SA’s private sector credit extension rose modestly in May, supported by firmer corporate borrowing, while household demand for credit remained restrained.
SA Reserve Bank data released on Monday shows claims on the domestic private sector — a broad measure of lending activity — totalled R4.91-trillion in May. It represented a 0.6% increase from April and a 5% rise from the same month a year earlier.
Private sector credit extension indicates the financial system’s health and is a barometer of underlying economic momentum.
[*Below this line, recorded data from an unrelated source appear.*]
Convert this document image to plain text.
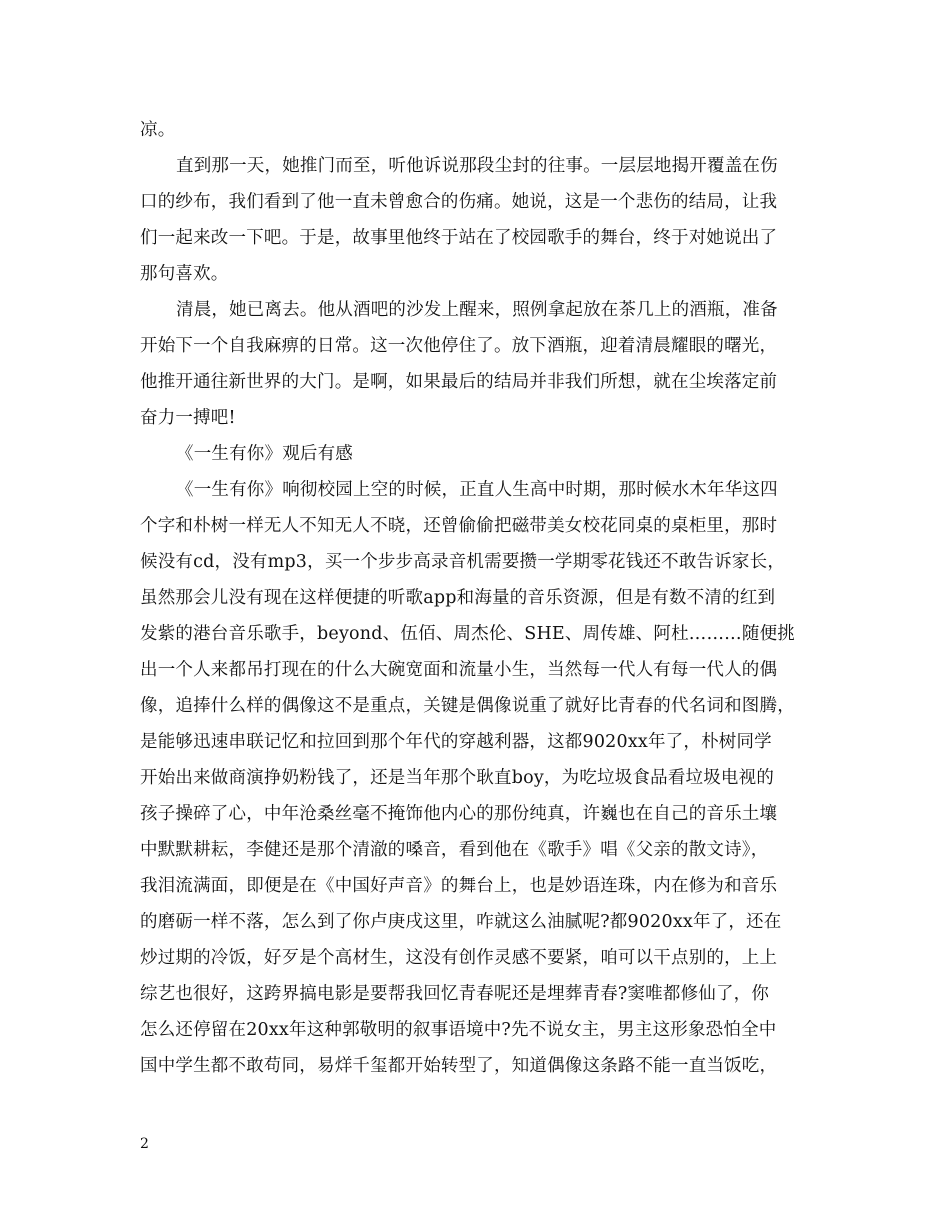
凉。
直到那一天，她推门而至，听他诉说那段尘封的往事。一层层地揭开覆盖在伤
口的纱布，我们看到了他一直未曾愈合的伤痛。她说，这是一个悲伤的结局，让我
们一起来改一下吧。于是，故事里他终于站在了校园歌手的舞台，终于对她说出了
那句喜欢。
清晨，她已离去。他从酒吧的沙发上醒来，照例拿起放在茶几上的酒瓶，准备
开始下一个自我麻痹的日常。这一次他停住了。放下酒瓶，迎着清晨耀眼的曙光，
他推开通往新世界的大门。是啊，如果最后的结局并非我们所想，就在尘埃落定前
奋力一搏吧!
《一生有你》观后有感
《一生有你》响彻校园上空的时候，正直人生高中时期，那时候水木年华这四
个字和朴树一样无人不知无人不晓，还曾偷偷把磁带美女校花同桌的桌柜里，那时
候没有cd，没有mp3，买一个步步高录音机需要攒一学期零花钱还不敢告诉家长，
虽然那会儿没有现在这样便捷的听歌app和海量的音乐资源，但是有数不清的红到
发紫的港台音乐歌手，beyond、伍佰、周杰伦、SHE、周传雄、阿杜………随便挑
出一个人来都吊打现在的什么大碗宽面和流量小生，当然每一代人有每一代人的偶
像，追捧什么样的偶像这不是重点，关键是偶像说重了就好比青春的代名词和图腾，
是能够迅速串联记忆和拉回到那个年代的穿越利器，这都9020xx年了，朴树同学
开始出来做商演挣奶粉钱了，还是当年那个耿直boy，为吃垃圾食品看垃圾电视的
孩子操碎了心，中年沧桑丝毫不掩饰他内心的那份纯真，许巍也在自己的音乐土壤
中默默耕耘，李健还是那个清澈的嗓音，看到他在《歌手》唱《父亲的散文诗》，
我泪流满面，即便是在《中国好声音》的舞台上，也是妙语连珠，内在修为和音乐
的磨砺一样不落，怎么到了你卢庚戌这里，咋就这么油腻呢?都9020xx年了，还在
炒过期的冷饭，好歹是个高材生，这没有创作灵感不要紧，咱可以干点别的，上上
综艺也很好，这跨界搞电影是要帮我回忆青春呢还是埋葬青春?窦唯都修仙了，你
怎么还停留在20xx年这种郭敬明的叙事语境中?先不说女主，男主这形象恐怕全中
国中学生都不敢苟同，易烊千玺都开始转型了，知道偶像这条路不能一直当饭吃，
2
Sustained increases in credit typically point to rising confidence among lenders and borrowers, supporting consumption and private sector investment.
Credit uptake by corporates, which constitutes more than half of total private sector credit, expanded by 0.8% month on month and 6.6% year on year (up from April’s 5.9%), reflecting an appetite among businesses to finance operations and investment.
Detailed trends show within corporate credit, unsecured general loans and advances — which make up nearly half of all credit extended to companies — rose by 2.6% month on month and 9% year on year, reversing a contraction recorded in April.
By contrast, mortgage advances to corporates, which constitute about 23% of corporate borrowing, increased only 0.2% over the month.
“According to the results of FNB/BER building survey for the second quarter, nonresidential building demand came under further pressure during the quarter,” Investec economist Lara Hodes said.
The FNB/BER building confidence index slipped by five points to 36 during the second quarter, indicating that most firms remain dissatisfied with current operating conditions.
While activity in the nonresidential construction segment decreased, it continued to track above its historical average.
Household borrowing continues to lag behind corporate credit.
While detailed household breakdowns showed small gains in categories such as mortgage advances and instalment sale credit, overall growth in loans and advances to households remained comparatively subdued.
In the household segment, credit demand increased by a modest 0.3% month on month, lifting annual growth to 3.1% from 3% previously.
Mortgage advances, which account for 58% of household credit, edged higher.
“The further 25 basis points cut in the repo rate announced by the Reserve Bank in May, with an additional cut projected in the fourth quarter, should support the property sector,” Hodes said.
“With PSCE [private sector credit extension] growth averaging 4.3% during the first five months of this year, we expect this gradual uptrend to continue in the second half of 2025,” said Oxford Economics senior economist Jee-A van der Linde.
The Bank’s recent repo rate cut “should provide a marginal boost to private sector credit uptake heading into the second half of 2025”.
Nedbank economists concurred, adding “company loan growth will also improve further off a low base, and as the economic recovery starts to place some pressure on existing capacity”.
Nedbank forecasts credit growth to end-2025 at about 5.6%, up from 4.2% at end-2024.
Update: June 30 2025
This story includes additional comment from economists.